A full example would be:

$ cis col rain:"my_data_??.*" my_sample_file:collocator=box[h_sep=50km,t_sep=6000S],kernel=nn_t -o my_col

Warning

When collocating two data sets with different spatio-temporal domains, the sampling points should be within the spatio-temporal domain of the source data. Otherwise, depending on the collocation options selected, strange artifacts can occur, particularly with linear interpolation. Spatio-temporal domains can be reduced in CIS with Aggregation or Subsetting.

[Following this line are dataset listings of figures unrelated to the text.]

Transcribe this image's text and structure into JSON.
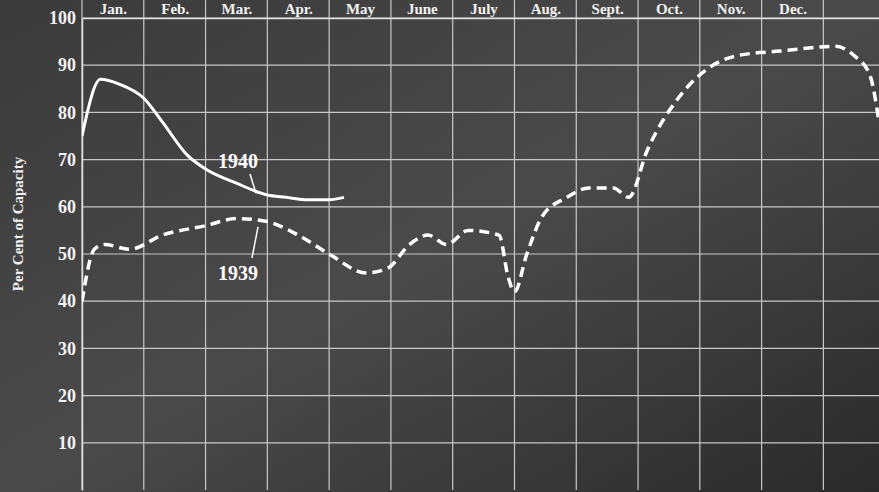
{
  "chart_data": {
    "type": "line",
    "y_label": "Per Cent of Capacity",
    "xlim": [
      0,
      12.9
    ],
    "xticks": [
      {
        "value": 0.5,
        "label": "Jan."
      },
      {
        "value": 1.5,
        "label": "Feb."
      },
      {
        "value": 2.5,
        "label": "Mar."
      },
      {
        "value": 3.5,
        "label": "Apr."
      },
      {
        "value": 4.5,
        "label": "May"
      },
      {
        "value": 5.5,
        "label": "June"
      },
      {
        "value": 6.5,
        "label": "July"
      },
      {
        "value": 7.5,
        "label": "Aug."
      },
      {
        "value": 8.5,
        "label": "Sept."
      },
      {
        "value": 9.5,
        "label": "Oct."
      },
      {
        "value": 10.5,
        "label": "Nov."
      },
      {
        "value": 11.5,
        "label": "Dec."
      }
    ],
    "ylim": [
      0,
      100
    ],
    "yticks": [
      10,
      20,
      30,
      40,
      50,
      60,
      70,
      80,
      90,
      100
    ],
    "grid": true,
    "series": [
      {
        "name": "1940",
        "color": "#ffffff",
        "line_style": "solid",
        "x": [
          0,
          0.3,
          0.6,
          1.0,
          1.3,
          1.7,
          2.0,
          2.5,
          3.0,
          3.3,
          3.6,
          4.0,
          4.24
        ],
        "values": [
          75,
          87,
          86,
          83,
          78,
          71,
          68,
          65,
          62.5,
          62,
          61.5,
          61.5,
          62
        ]
      },
      {
        "name": "1939",
        "color": "#ffffff",
        "line_style": "dashed",
        "x": [
          0,
          0.2,
          0.37,
          0.77,
          1.3,
          2.0,
          2.5,
          2.95,
          3.5,
          4.0,
          4.6,
          4.95,
          5.3,
          5.6,
          5.9,
          6.25,
          6.75,
          6.9,
          7.0,
          7.2,
          7.45,
          7.85,
          8.2,
          8.6,
          8.85,
          9.15,
          9.65,
          10.1,
          10.6,
          11.3,
          12.2,
          12.5,
          12.75,
          12.9
        ],
        "values": [
          40,
          51,
          52,
          51,
          54,
          56,
          57.5,
          57,
          54,
          50,
          46,
          47,
          52,
          54,
          52,
          55,
          54,
          45,
          42,
          50,
          58,
          62,
          64,
          64,
          62,
          72,
          83,
          89,
          92,
          93,
          94,
          92,
          88,
          78
        ]
      }
    ]
  }
}
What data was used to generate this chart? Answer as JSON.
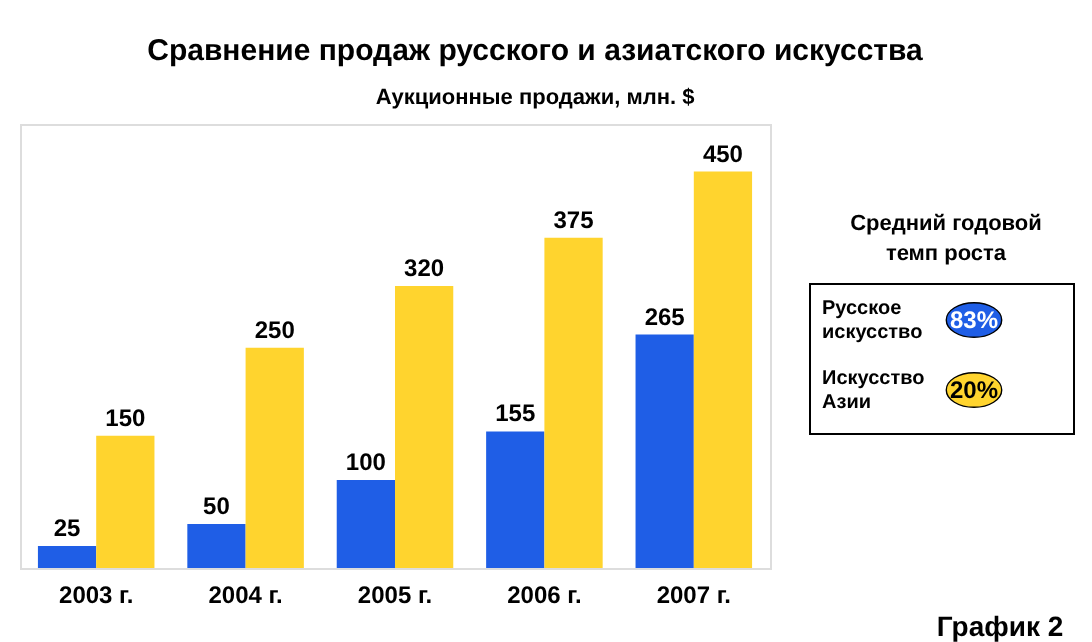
{
  "chart_data": {
    "type": "bar",
    "title": "Сравнение продаж русского и азиатского искусства",
    "subtitle": "Аукционные продажи, млн. $",
    "categories": [
      "2003 г.",
      "2004 г.",
      "2005 г.",
      "2006 г.",
      "2007 г."
    ],
    "series": [
      {
        "name": "Русское искусство",
        "color": "#1f5ee6",
        "values": [
          25,
          50,
          100,
          155,
          265
        ]
      },
      {
        "name": "Искусство Азии",
        "color": "#ffd42e",
        "values": [
          150,
          250,
          320,
          375,
          450
        ]
      }
    ],
    "data_labels": true,
    "tick_labels": "x",
    "grid": false,
    "legend": "right",
    "legend_title": "Средний годовой темп роста",
    "annotations": [
      "83%",
      "20%",
      "График 2"
    ]
  }
}
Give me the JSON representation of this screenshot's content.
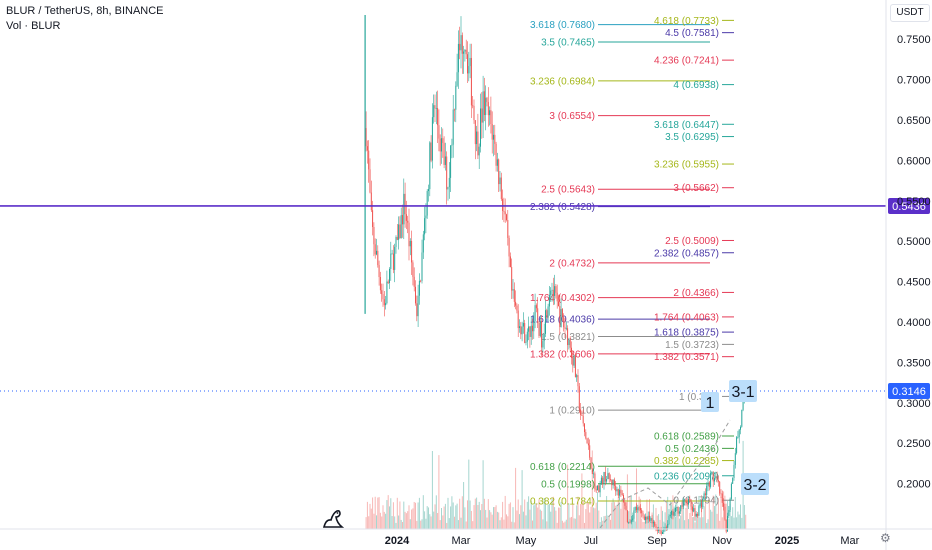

8.1. Available Collocators and Kernels

Collocation type      
( data -> sample) Available Collocators Default Collocator Default Kernel
Gridded -> gridded lin, nn, box lin None
Ungridded -> gridded bin, box bin moments
Gridded -> ungridded nn, lin nn None
Ungridded -> ungridded box box moments

8.2. Collocation output files

All ungridded collocation output files are prefixed with cis- and both ungridded and gridded data files are suffixed with .nc (so there is no need to specify the extension in the output parameter). This is to ensure the cis data product is always used to read collocated ungridded data.

It is worth noting that in the process of collocation all of the data and sample points are represented as 1-d lists, so any structural information about the input files is lost. This is done to ensure consistency in the collocation output. This means, however, that input files which may have been plotable as, for example, a heatmap may not be after collocation. In this situation plotting the data as a scatter plot will yield the required results.

Each collocated output variable has a history attributed created (or appended to) which contains all of the parameters and file names which went into creating it. An example might be:

double mass_fraction_of_cloud_liquid_water_in_air(pixel_number) ;
    ...
    mass_fraction_of_cloud_liquid_water_in_air:history = "Collocated onto sampling from:   [\'/test/test_files/RF04.20090114.192600_035100.PNI.nc\'] using CIS version V0R4M4\n",
        "variable: mass_fraction_of_cloud_liquid_water_in_air\n",
        "with files: [\'/test/test_files/xenida.pah9440.nc\']\n",
        "using collocator: DifferenceCollocator\n",
        "collocator parameters: {}\n",
        "constraint method: None\n",
        "constraint parameters: None\n",
        "kernel: None\n",
        "kernel parameters: None" ;
    mass_fraction_of_cloud_liquid_water_in_air:shape = 30301 ;
double difference(pixel_number) ;
    ...

8.3. Writing your own plugins

The collocation framework was designed to make it easy to write your own plugins. Plugins can be written to create new kernels, new constraint methods and even whole collocation methods. See the analysis plugin development section for more details.